Government efforts to expand the pool of doctors through a public medical school and regional quotas are years away from producing results, leaving Seobusan dependent on ad hoc recruitment strategies that may delay the opening of key departments or force the hospital to operate below planned capacity.
These operational difficulties are embedded within a strict legal and financial framework. The hospital’s establishment is defined by the Local Medical Center Act, which obliges facilities to provide essential services that private hospitals avoid.
Profitability is not the measure of success. At the same time, the financing is bound by the Private Investment in Infrastructure Act, which compels the city to pay lease fees to the private consortium regardless of performance. Oversight is divided between the Ministry of Health and Welfare, which approves new hospitals, and the Ministry of Economy and Finance, which reviews the fiscal soundness of BTL projects.
Busan’s city government must implement the project and secure council approval for long-term commitments. This dual structure means the city is legally obligated both to uphold the hospital’s public health role and to honor its lease payments, even if those obligations come into conflict.
Against this backdrop, the hospital’s future could follow different trajectories. If it secures enough specialists to run its emergency and infectious disease units at full capacity, occupancy could rise toward sustainable levels and subsidies might keep annual deficits politically manageable.
A slower path, marked by persistent recruitment gaps and occupancy stabilizing at two-thirds of capacity, would leave the hospital functional but under financial strain, with fixed lease payments compounding the deficit. The greatest risk is that staffing shortages and weak demand coincide, leaving much of the facility underused.
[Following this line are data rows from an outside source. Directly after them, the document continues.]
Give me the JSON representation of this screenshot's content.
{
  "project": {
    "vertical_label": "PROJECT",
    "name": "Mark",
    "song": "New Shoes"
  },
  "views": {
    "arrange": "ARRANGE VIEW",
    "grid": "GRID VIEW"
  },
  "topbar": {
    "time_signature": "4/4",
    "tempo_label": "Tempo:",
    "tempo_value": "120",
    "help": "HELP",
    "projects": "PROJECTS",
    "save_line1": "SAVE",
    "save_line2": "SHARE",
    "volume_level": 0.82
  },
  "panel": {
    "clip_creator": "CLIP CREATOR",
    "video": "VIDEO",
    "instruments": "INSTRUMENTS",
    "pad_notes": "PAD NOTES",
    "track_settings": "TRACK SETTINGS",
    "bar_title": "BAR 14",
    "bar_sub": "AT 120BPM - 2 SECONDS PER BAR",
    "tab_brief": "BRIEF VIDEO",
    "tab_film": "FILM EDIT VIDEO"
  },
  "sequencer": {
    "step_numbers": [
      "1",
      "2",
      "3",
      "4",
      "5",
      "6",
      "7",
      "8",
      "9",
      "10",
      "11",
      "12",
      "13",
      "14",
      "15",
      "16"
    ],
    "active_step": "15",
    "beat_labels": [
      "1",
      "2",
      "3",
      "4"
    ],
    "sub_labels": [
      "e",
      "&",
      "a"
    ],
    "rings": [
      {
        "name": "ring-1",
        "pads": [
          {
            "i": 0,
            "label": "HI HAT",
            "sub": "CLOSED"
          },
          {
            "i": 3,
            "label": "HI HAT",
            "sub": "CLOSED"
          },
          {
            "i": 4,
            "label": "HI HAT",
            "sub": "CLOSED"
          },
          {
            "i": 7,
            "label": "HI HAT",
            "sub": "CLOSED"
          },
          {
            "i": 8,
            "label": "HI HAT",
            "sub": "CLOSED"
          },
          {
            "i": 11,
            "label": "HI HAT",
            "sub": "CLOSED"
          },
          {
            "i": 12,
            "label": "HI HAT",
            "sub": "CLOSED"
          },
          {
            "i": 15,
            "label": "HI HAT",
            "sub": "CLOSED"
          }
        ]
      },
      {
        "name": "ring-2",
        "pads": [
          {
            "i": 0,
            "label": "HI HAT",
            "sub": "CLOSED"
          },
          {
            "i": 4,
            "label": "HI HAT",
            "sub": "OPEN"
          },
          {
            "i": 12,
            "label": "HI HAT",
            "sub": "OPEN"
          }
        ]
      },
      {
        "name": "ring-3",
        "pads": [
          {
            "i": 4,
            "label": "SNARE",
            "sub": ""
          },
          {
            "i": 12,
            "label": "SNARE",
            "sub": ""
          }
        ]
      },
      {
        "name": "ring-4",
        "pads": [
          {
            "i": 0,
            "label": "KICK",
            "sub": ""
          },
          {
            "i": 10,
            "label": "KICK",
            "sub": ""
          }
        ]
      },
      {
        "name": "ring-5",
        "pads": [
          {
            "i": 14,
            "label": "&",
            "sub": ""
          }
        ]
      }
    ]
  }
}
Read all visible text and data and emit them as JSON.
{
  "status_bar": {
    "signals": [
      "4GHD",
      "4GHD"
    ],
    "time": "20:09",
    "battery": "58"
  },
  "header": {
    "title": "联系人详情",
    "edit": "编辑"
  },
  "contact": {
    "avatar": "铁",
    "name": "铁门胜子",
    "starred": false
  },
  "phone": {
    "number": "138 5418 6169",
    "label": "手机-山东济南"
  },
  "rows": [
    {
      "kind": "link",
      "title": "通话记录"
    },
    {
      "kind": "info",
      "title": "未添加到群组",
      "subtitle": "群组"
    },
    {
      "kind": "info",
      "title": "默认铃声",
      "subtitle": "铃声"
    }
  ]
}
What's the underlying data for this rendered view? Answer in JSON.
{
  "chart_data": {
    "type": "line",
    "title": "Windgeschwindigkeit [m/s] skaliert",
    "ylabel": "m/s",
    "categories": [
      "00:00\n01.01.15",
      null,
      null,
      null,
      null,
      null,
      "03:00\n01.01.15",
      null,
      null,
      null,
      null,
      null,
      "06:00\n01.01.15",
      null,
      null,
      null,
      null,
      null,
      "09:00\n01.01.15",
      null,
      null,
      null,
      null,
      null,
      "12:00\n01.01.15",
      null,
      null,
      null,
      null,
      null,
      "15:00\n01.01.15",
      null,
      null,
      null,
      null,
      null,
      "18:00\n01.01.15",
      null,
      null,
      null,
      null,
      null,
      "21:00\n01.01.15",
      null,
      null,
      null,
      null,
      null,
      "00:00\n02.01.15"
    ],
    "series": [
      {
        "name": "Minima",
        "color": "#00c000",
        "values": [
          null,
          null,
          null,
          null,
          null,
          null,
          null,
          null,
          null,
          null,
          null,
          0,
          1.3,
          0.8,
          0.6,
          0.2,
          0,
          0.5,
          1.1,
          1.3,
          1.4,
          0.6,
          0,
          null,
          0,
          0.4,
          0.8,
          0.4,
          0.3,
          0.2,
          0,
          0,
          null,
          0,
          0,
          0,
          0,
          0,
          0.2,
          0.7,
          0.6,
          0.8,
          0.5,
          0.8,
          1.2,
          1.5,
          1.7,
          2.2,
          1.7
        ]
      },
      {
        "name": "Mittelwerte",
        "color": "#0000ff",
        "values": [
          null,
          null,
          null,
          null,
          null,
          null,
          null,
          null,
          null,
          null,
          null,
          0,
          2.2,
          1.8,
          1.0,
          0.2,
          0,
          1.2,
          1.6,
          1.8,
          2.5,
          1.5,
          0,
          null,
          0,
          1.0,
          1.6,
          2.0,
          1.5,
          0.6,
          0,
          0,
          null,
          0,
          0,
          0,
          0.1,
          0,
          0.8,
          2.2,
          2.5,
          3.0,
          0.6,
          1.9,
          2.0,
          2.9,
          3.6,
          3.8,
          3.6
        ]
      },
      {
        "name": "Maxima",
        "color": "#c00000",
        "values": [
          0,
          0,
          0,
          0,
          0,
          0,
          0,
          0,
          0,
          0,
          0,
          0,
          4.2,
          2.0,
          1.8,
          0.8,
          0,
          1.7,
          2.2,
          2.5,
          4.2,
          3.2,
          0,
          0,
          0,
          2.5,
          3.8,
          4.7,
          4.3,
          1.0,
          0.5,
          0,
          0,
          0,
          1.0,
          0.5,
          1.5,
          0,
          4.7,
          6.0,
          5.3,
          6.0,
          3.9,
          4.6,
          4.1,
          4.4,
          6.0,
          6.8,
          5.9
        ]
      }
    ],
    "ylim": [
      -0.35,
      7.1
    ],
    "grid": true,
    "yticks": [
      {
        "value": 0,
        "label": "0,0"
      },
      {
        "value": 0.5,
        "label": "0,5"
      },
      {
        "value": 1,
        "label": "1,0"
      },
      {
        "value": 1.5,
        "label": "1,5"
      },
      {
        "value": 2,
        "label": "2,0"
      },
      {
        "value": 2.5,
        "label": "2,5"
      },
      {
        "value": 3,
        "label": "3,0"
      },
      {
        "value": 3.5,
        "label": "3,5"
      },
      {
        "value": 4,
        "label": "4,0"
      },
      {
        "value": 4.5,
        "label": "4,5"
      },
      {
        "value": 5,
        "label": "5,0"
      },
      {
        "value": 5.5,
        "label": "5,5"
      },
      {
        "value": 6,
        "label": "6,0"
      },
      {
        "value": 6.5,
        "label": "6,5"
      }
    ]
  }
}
If occupancy falls below half of capacity, escalating lease fees would fund a hospital unable to fulfill its mission, and political debate over whether Busan can sustain both Seobusan and its existing medical center would intensify.
The outcome will determine whether the hospital becomes a cornerstone of public health or a case study in fiscal miscalculation. For residents in the western districts, Seobusan promises long-awaited access to emergency and essential services.
Yet the method chosen to deliver that promise carries lasting risks. The Build-Transfer-Lease contract ensures construction but locks the city into two decades of fixed payments that far exceed the capital cost. Combined with the fragile record of existing municipal hospitals, the decision shifts the question from whether Busan can build a hospital to whether it can sustain one.
If Seobusan establishes itself as a trusted public institution, the expenditure may be justified as the price of equity in health care. If it fails to overcome deficits and staffing shortages, the lease obligations could stand as a symbol of structural error.
In either case, the project will test how far the city is prepared to balance its public health responsibilities against the weight of long-term fiscal commitments.